CF1673C Palindrome Basis

You are given a positive integer $ n $ . Let's call some positive integer $ a $ without leading zeroes palindromic if it remains the same after reversing the order of its digits. Find the number of distinct ways to express $ n $ as a sum of positive palindromic integers. Two ways are considered different if the frequency of at least one palindromic integer is different in them. For example, $ 5=4+1 $ and $ 5=3+1+1 $ are considered different but $ 5=3+1+1 $ and $ 5=1+3+1 $ are considered the same. Formally, you need to find the number of distinct multisets of positive palindromic integers the sum of which is equal to $ n $ . Since the answer can be quite large, print it modulo $ 10^9+7 $ .
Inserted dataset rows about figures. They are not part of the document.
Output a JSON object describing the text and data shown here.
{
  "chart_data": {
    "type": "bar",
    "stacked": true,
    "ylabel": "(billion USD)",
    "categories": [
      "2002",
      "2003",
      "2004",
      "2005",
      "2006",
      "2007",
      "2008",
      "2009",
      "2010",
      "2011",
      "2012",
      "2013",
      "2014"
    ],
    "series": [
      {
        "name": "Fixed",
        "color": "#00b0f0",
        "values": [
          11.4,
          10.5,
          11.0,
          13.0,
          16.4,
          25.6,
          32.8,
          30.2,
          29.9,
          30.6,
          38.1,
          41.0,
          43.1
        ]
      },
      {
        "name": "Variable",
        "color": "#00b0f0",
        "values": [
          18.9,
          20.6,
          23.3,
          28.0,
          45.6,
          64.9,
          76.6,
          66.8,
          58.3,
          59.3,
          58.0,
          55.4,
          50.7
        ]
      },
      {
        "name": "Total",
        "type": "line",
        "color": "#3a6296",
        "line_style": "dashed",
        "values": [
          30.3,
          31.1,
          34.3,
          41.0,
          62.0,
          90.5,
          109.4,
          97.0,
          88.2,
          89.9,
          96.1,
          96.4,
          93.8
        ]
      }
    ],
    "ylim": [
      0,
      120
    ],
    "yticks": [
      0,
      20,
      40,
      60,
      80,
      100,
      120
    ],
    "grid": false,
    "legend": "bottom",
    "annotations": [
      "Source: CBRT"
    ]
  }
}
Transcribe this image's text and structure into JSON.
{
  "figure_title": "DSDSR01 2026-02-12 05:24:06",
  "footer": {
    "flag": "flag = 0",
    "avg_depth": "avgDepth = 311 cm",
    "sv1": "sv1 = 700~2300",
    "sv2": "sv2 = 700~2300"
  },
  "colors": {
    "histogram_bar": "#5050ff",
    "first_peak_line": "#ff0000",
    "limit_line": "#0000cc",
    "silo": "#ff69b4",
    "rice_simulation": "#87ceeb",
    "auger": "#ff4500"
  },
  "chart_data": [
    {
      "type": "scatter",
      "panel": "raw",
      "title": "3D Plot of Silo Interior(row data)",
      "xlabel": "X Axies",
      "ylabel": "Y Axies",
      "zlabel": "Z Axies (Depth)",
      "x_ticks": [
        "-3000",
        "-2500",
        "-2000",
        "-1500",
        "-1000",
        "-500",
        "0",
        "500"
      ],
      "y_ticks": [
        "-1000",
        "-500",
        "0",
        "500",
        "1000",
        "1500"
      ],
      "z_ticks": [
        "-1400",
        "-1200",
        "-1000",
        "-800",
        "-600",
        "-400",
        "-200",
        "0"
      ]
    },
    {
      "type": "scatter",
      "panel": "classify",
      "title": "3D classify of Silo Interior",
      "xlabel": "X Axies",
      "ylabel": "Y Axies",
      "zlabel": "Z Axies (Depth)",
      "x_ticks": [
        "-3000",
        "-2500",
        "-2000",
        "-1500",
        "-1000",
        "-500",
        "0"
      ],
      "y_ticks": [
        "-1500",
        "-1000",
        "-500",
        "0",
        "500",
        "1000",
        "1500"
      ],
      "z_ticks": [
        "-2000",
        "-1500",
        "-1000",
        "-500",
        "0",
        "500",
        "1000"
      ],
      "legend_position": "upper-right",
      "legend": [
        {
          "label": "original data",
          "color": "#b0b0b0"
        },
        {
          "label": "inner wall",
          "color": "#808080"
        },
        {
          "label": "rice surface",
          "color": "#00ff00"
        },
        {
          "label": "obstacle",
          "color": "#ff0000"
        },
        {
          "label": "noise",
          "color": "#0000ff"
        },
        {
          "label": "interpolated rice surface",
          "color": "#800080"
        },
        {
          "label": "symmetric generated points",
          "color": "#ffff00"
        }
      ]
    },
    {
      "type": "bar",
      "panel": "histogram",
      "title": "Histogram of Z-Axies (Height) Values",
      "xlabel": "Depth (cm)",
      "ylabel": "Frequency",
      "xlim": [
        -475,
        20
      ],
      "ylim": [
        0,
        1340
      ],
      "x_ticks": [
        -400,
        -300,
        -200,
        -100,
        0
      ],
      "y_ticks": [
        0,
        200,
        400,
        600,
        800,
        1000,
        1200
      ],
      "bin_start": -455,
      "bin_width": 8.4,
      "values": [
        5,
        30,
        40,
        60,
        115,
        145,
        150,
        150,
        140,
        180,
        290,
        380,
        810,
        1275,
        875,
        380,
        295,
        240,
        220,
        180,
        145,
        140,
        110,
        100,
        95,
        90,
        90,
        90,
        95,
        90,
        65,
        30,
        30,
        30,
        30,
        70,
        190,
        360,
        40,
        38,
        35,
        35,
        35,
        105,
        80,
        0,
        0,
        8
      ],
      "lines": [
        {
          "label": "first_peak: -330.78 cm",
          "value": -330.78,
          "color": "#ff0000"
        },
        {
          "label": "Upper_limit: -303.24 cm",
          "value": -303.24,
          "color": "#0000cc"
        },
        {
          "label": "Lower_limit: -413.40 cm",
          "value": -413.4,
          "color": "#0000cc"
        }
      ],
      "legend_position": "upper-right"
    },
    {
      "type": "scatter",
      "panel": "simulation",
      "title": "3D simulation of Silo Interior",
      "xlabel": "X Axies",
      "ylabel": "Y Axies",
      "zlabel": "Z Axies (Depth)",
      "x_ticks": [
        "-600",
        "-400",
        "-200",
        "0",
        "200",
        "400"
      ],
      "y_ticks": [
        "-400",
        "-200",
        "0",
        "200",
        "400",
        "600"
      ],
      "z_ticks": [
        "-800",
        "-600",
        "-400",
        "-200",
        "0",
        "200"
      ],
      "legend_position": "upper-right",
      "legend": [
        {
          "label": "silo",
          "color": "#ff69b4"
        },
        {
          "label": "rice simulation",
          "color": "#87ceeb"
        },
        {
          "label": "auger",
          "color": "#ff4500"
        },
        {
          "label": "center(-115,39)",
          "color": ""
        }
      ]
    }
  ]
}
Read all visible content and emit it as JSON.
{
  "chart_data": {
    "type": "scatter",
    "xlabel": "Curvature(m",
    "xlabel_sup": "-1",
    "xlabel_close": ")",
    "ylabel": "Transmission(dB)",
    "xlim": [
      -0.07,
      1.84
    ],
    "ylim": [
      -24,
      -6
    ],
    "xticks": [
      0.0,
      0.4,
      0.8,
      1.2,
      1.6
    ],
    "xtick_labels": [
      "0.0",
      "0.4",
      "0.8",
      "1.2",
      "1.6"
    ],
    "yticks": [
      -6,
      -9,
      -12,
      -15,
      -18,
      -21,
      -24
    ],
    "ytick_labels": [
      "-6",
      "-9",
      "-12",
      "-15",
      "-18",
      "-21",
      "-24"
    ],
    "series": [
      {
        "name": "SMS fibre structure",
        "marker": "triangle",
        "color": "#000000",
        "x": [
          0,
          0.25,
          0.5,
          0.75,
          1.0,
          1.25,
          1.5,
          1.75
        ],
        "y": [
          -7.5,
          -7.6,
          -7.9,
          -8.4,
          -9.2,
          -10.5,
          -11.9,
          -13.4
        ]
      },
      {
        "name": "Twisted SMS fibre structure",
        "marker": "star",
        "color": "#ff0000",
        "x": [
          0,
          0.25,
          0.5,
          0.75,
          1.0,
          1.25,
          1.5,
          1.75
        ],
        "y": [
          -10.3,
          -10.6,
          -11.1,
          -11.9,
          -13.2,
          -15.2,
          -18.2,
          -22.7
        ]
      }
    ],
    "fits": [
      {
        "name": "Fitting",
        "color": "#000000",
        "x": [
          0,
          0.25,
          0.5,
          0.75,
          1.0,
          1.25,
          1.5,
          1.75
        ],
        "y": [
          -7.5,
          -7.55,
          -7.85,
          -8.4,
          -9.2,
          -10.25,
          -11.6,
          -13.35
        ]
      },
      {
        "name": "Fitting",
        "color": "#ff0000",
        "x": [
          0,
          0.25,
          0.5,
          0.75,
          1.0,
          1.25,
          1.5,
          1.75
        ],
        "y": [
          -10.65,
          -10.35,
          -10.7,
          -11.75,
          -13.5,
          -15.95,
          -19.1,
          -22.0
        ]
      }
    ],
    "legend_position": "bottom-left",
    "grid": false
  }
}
The first line of input contains a single integer $ t $ ( $ 1\leq t\leq 10^4 $ ) denoting the number of testcases. Each testcase contains a single line of input containing a single integer $ n $ ( $ 1\leq n\leq 4\cdot 10^4 $ ) — the required sum of palindromic integers.

For each testcase, print a single integer denoting the required answer modulo $ 10^9+7 $ .

For the first testcase, there are $ 7 $ ways to partition $ 5 $ as a sum of positive palindromic integers: - $ 5=1+1+1+1+1 $ - $ 5=1+1+1+2 $ - $ 5=1+2+2 $ - $ 5=1+1+3 $ - $ 5=2+3 $ - $ 5=1+4 $ - $ 5=5 $ For the second testcase, there are total $ 77 $ ways to partition $ 12 $ as a sum of positive integers but among them, the partitions $ 12=2+10 $ , $ 12=1+1+10 $ and $ 12=12 $ are not valid partitions of $ 12 $ as a sum of positive palindromic integers because $ 10 $ and $ 12 $ are not palindromic. So, there are $ 74 $ ways to partition $ 12 $ as a sum of positive palindromic integers.